Storms made the case that both the width and depth of the updates means that virtually all parts of the Windows ecosystem will need attention next Tuesday.
"Not only are these across the board, but they're deep and wide, too," Storms said.
"It's applications as well as operating systems, on the client side and on the server side."
Among the dozen updates listed in the pre-patch notification posted to the Microsoft website yesterday are three slated for Microsoft Office, three for Windows, two for Internet Information Services (IIS), and one each for Internet Explorer, Microsoft Works, VBScript and JScript, and Active Directory.
Nor will the patches be limited to Windows, according to Microsoft.
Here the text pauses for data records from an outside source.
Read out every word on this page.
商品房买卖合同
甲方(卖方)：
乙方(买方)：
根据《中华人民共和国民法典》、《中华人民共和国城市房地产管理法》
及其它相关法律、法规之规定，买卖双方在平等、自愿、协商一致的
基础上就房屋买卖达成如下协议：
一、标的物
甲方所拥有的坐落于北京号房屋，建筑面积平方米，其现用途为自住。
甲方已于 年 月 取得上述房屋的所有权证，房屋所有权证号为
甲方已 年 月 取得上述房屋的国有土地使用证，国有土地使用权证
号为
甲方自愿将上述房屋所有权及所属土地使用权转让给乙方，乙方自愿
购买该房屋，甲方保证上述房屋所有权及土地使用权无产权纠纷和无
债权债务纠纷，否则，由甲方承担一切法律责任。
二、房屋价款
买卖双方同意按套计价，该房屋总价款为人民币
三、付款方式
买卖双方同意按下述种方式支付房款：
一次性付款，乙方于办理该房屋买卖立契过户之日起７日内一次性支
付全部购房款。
Several of the bulletins spell out fixes to Office 2004 for Mac.
But it's the sheer number of updates that struck Storms.
"Quite a few people are going to be working overtime next week, starting Tuesday," he said, referring to IT staff responsible for testing and deploying security updates.
Some past vulnerability trends also look like they're continuing, he added, pointing to the three Office updates. Each pegged an application in the Office 2000 edition with a "critical" vulnerability, but labelled the same bug only "important" in Office XP and Office 2003.
The same applications in Office 2007 on Windows and Office for Mac 2008 were missing from the list, indicating that they posed no risk.
"This is following the trend we've been watching for some time," Storms said. "The newer applications are more secure, as they should be since Microsoft has done more [security-related] work on the newer apps."
He speculated that the Office and Works flaws would turn out to be file format parsing issues - a good bet since the bulk of vulnerabilities uncovered in the past two years in those suites have been related to file format problems - and that one of the three Windows fixes may be related to the IP stack.
"In that bulletin, it's listed 'critical' on the client but only 'moderate' on Server 2003. That tells me there's something in the code base that's different [between the client and server versions of Windows]. It might be something to do with the IP stack, maybe another ICMP or IGMP vulnerability."
Last month's sole critical bulletin patched multiple protocol vulnerabilities in Windows, including one in Internet Group Management Protocol (IGMP); Microsoft updated the bulletin several times, adding Small Business Server and Windows Home Server to the original list of affected systems, and researchers countered the company's claim that an exploit would be tough to craft by coming up with one within days.
Microsoft will issue the 12 updates next Tuesday, as well as seven high-priority, non-security updates, five of which will be for parts of the company's Office line-up.